WHERE: Mombasa, Kenya
Fort Jesus is a holdover from the Portuguese rule of the Swahili Coast in the 16th century—the first successful attempt by an outside power to establish influence over trade across the Indian Ocean. Built on Kenya’s Mombasa Island in the Renaissance style and inspired by Italian architect Pietro Cataneo, from above the complex is laid out in the shape of a man on his back with walls 18-feet tall and with four bulwarks at its corners. Strategically, Fort Jesus was enormously important. Between 1631 and 1895 CE, it was captured at least nine separate times.
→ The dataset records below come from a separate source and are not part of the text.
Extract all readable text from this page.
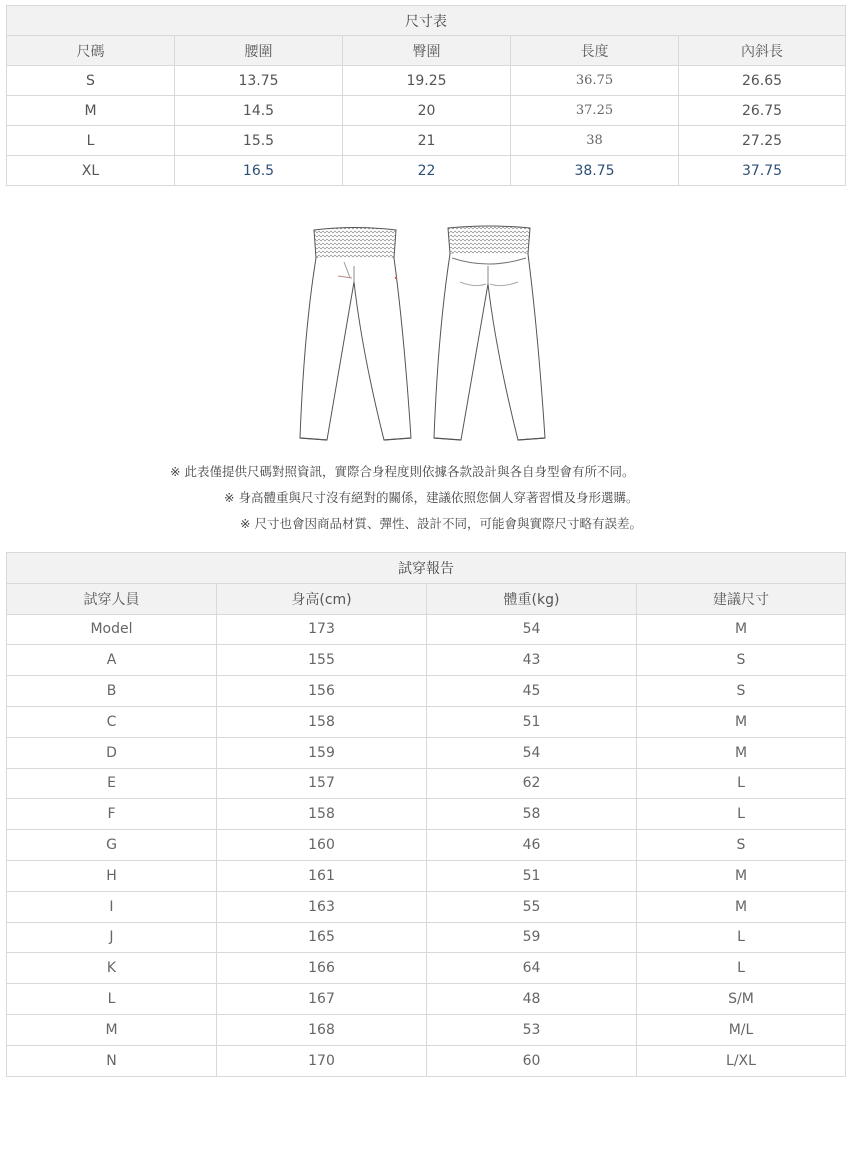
尺寸表				
尺碼	腰圍	臀圍	長度	內斜長
S	13.75	19.25	36.75	26.65
M	14.5	20	37.25	26.75
L	15.5	21	38	27.25
XL	16.5	22	38.75	37.75
※ 此表僅提供尺碼對照資訊，實際合身程度則依據各款設計與各自身型會有所不同。
※ 身高體重與尺寸沒有絕對的關係，建議依照您個人穿著習慣及身形選購。
※ 尺寸也會因商品材質、彈性、設計不同，可能會與實際尺寸略有誤差。
試穿報告			
試穿人員	身高(cm)	體重(kg)	建議尺寸
Model	173	54	M
A	155	43	S
B	156	45	S
C	158	51	M
D	159	54	M
E	157	62	L
F	158	58	L
G	160	46	S
H	161	51	M
I	163	55	M
J	165	59	L
K	166	64	L
L	167	48	S/M
M	168	53	M/L
N	170	60	L/XL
By the early 20th century, the British had gained control of the fort and used it as a prison until the late 1950s when the Kenyan government assumed control and turned Fort Jesus into a historical monument.
WHERE: Taleh, Somalia
Once the seat of the Dervish State, a religious Somali-Muslim kingdom established by Mohammed Abdullah Hassan at the turn of the 20th century, Taleh Castle is a collection of structures built around several tombs, including that of Hassan’s mother Carro Seed Magan. The compound of Taleh is one of four fortresses making up the historic town (also called Taleh) which was bombarded by the British Royal Air Force in 1920, effectively wiping out the burgeoning Dervish State. In early 2008, Somaliland forces captured the town of Taleh and set up a large military base near the historic Castle.
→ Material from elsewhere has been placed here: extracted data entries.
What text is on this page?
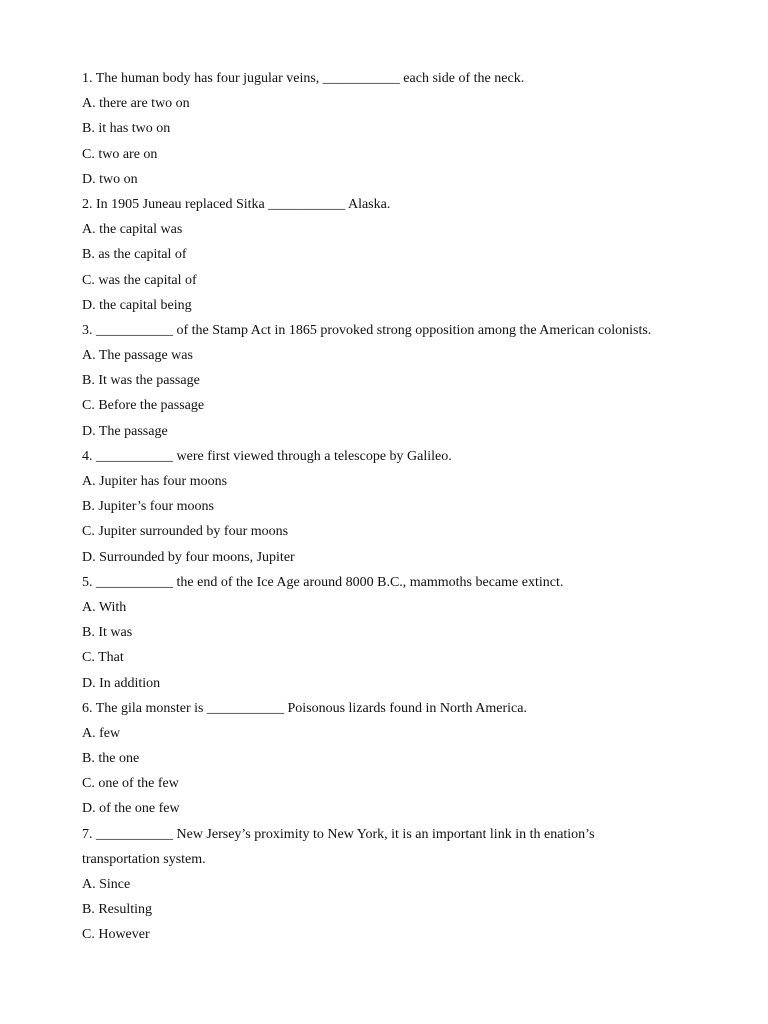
1. The human body has four jugular veins, ___________ each side of the neck.
A. there are two on
B. it has two on
C. two are on
D. two on
2. In 1905 Juneau replaced Sitka ___________ Alaska.
A. the capital was
B. as the capital of
C. was the capital of
D. the capital being
3. ___________ of the Stamp Act in 1865 provoked strong opposition among the American colonists.
A. The passage was
B. It was the passage
C. Before the passage
D. The passage
4. ___________ were first viewed through a telescope by Galileo.
A. Jupiter has four moons
B. Jupiter’s four moons
C. Jupiter surrounded by four moons
D. Surrounded by four moons, Jupiter
5. ___________ the end of the Ice Age around 8000 B.C., mammoths became extinct.
A. With
B. It was
C. That
D. In addition
6. The gila monster is ___________ Poisonous lizards found in North America.
A. few
B. the one
C. one of the few
D. of the one few
7. ___________ New Jersey’s proximity to New York, it is an important link in th enation’s
transportation system.
A. Since
B. Resulting
C. However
WHERE: Namib Region, Namibia
There’s a reason this castle in the semi-arid hills of southern Namibia looks so European: it was constructed by German army captain Hans Heinrich von Wolf. After serving in the German-Nama war, Wolf returned to Namibia in peacetime with his new bride, purchased eight farms, and enlisted the famous German architect Wilhelm Sander to build him a castle. Work on Duwisib began in 1908 and, upon its completion, the lavish home contained 22 rooms built from imported German stone by the hands of European stonemasons. Wolf died fighting in World War I in 1916 and his wife never again returned to Namibia, abandoning the castle her husband had loved. Legend has it, the thoroughbred horses she left behind are the progenitors of the Namib Desert Horses that roam the countryside wild and free today.
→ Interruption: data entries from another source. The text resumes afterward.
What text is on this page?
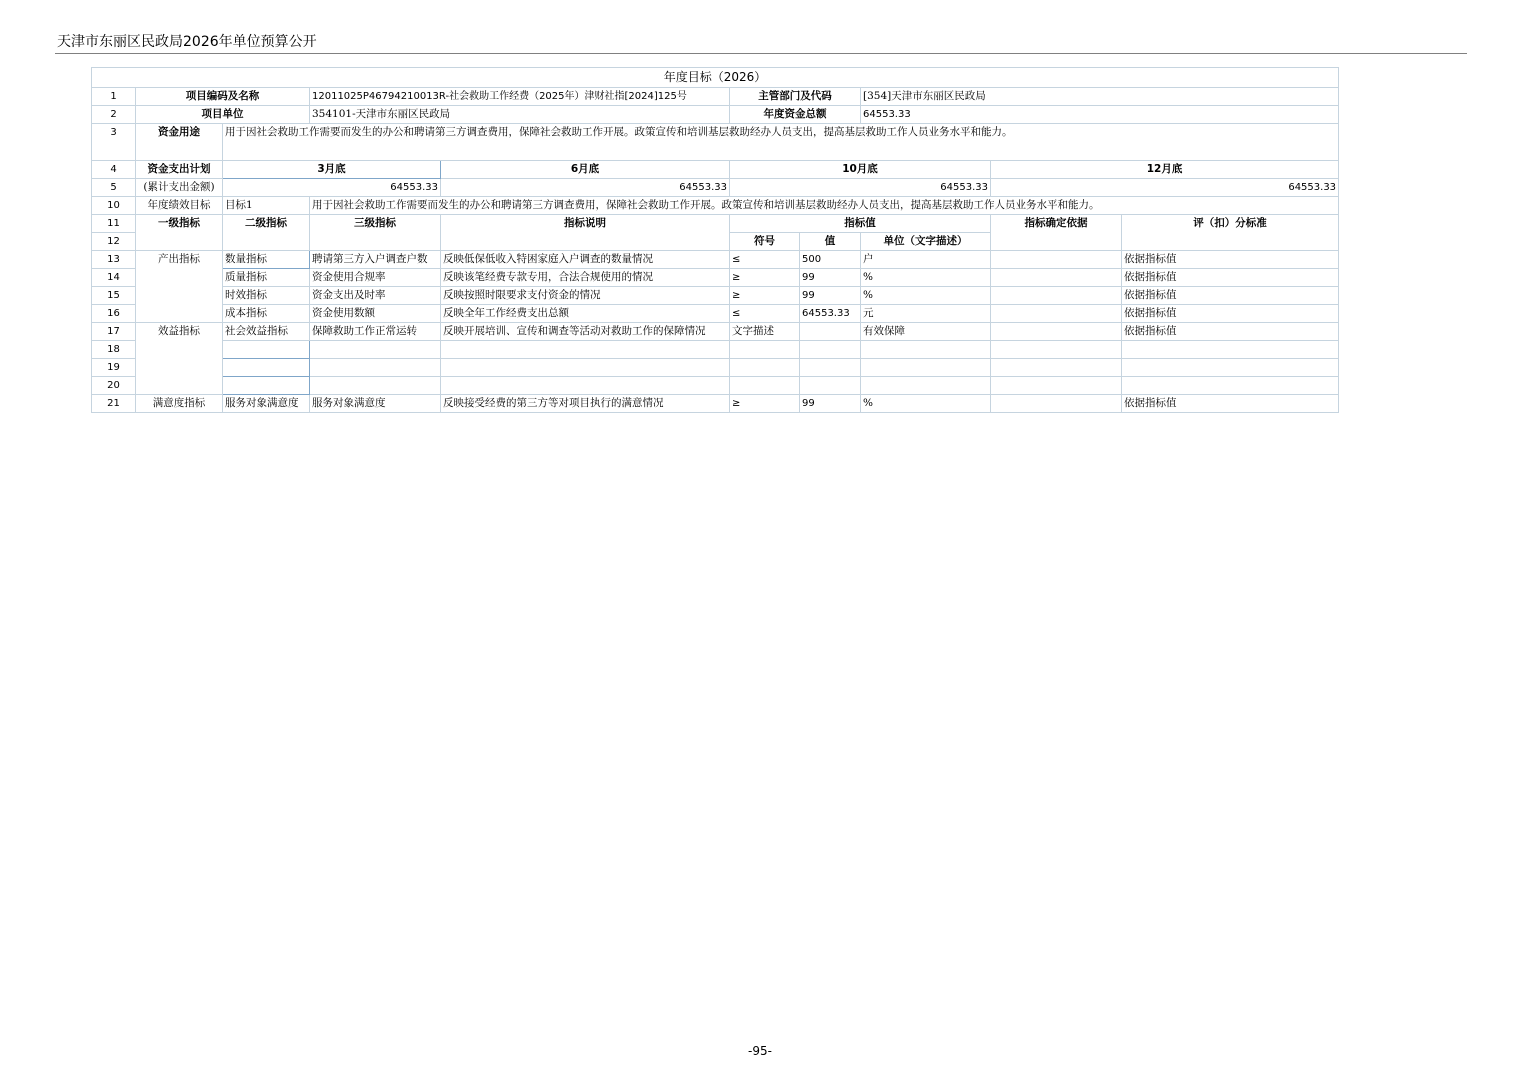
天津市东丽区民政局2026年单位预算公开
年度目标（2026）									
1	项目编码及名称		12011025P46794210013R-社会救助工作经费（2025年）津财社指[2024]125号		主管部门及代码		[354]天津市东丽区民政局		
2	项目单位		354101-天津市东丽区民政局		年度资金总额		64553.33		
3	资金用途	用于因社会救助工作需要而发生的办公和聘请第三方调查费用，保障社会救助工作开展。政策宣传和培训基层救助经办人员支出，提高基层救助工作人员业务水平和能力。							
4	资金支出计划	3月底		6月底	10月底			12月底	
5	(累计支出金额)	64553.33		64553.33	64553.33			64553.33	
10	年度绩效目标	目标1	用于因社会救助工作需要而发生的办公和聘请第三方调查费用，保障社会救助工作开展。政策宣传和培训基层救助经办人员支出，提高基层救助工作人员业务水平和能力。						
11	一级指标	二级指标	三级指标	指标说明	指标值			指标确定依据	评（扣）分标准
12					符号	值	单位（文字描述）		
13	产出指标	数量指标	聘请第三方入户调查户数	反映低保低收入特困家庭入户调查的数量情况	≤	500	户		依据指标值
14		质量指标	资金使用合规率	反映该笔经费专款专用，合法合规使用的情况	≥	99	%		依据指标值
15		时效指标	资金支出及时率	反映按照时限要求支付资金的情况	≥	99	%		依据指标值
16		成本指标	资金使用数额	反映全年工作经费支出总额	≤	64553.33	元		依据指标值
17	效益指标	社会效益指标	保障救助工作正常运转	反映开展培训、宣传和调查等活动对救助工作的保障情况	文字描述		有效保障		依据指标值
18									
19									
20									
21	满意度指标	服务对象满意度	服务对象满意度	反映接受经费的第三方等对项目执行的满意情况	≥	99	%		依据指标值
-95-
INSIDER TIPDuwisib Castle is managed today by Namibia Wildlife Resorts and visitors can not only tour the property but can stay overnight in a refurbished castle bedroom.
Fortress of Sao Miguel
WHERE: Luanda, Angola
Elaborately wrought ceramic tiles within the Fortress of São Miguel illustrate the history of Angola, beginning with its years as a Portuguese colony. First built in 1576 CE, within 50 years the Fortress of São Miguel had become the colony’s administrative center and the center of its slave trade to the American colony of Brazil. Despite a brief occupation by the Dutch in 1641 CE, the fort has suffered little damage over the years and still contains its original walled fortifications, counterforts, and a polygonal, rubble edifice. Today, the Fortress of São Miguel holds Angola’s Museum of the Armed Forces.
WHERE: Ile de Gorée, Senegal
The island of Gorée and its castle, located four kilometers from the Senegalese capital Dakar, has a dark history. Goree was a valuable outpost in the West African slave trade, though scholars disagree on the exact number of enslaved individuals that passed through the island between the 15th and 19th centuries. Possibly as many as 15 million people were forced through the “Door of No Return” in the House of Slaves located at sea level on the island’s east side. The last they would have seen of the island was the Castle, a fortified, easily defensible garrison on a rocky plateau on the island’s south side. The castle, now a UNESCO World Heritage Site, is home to a museum.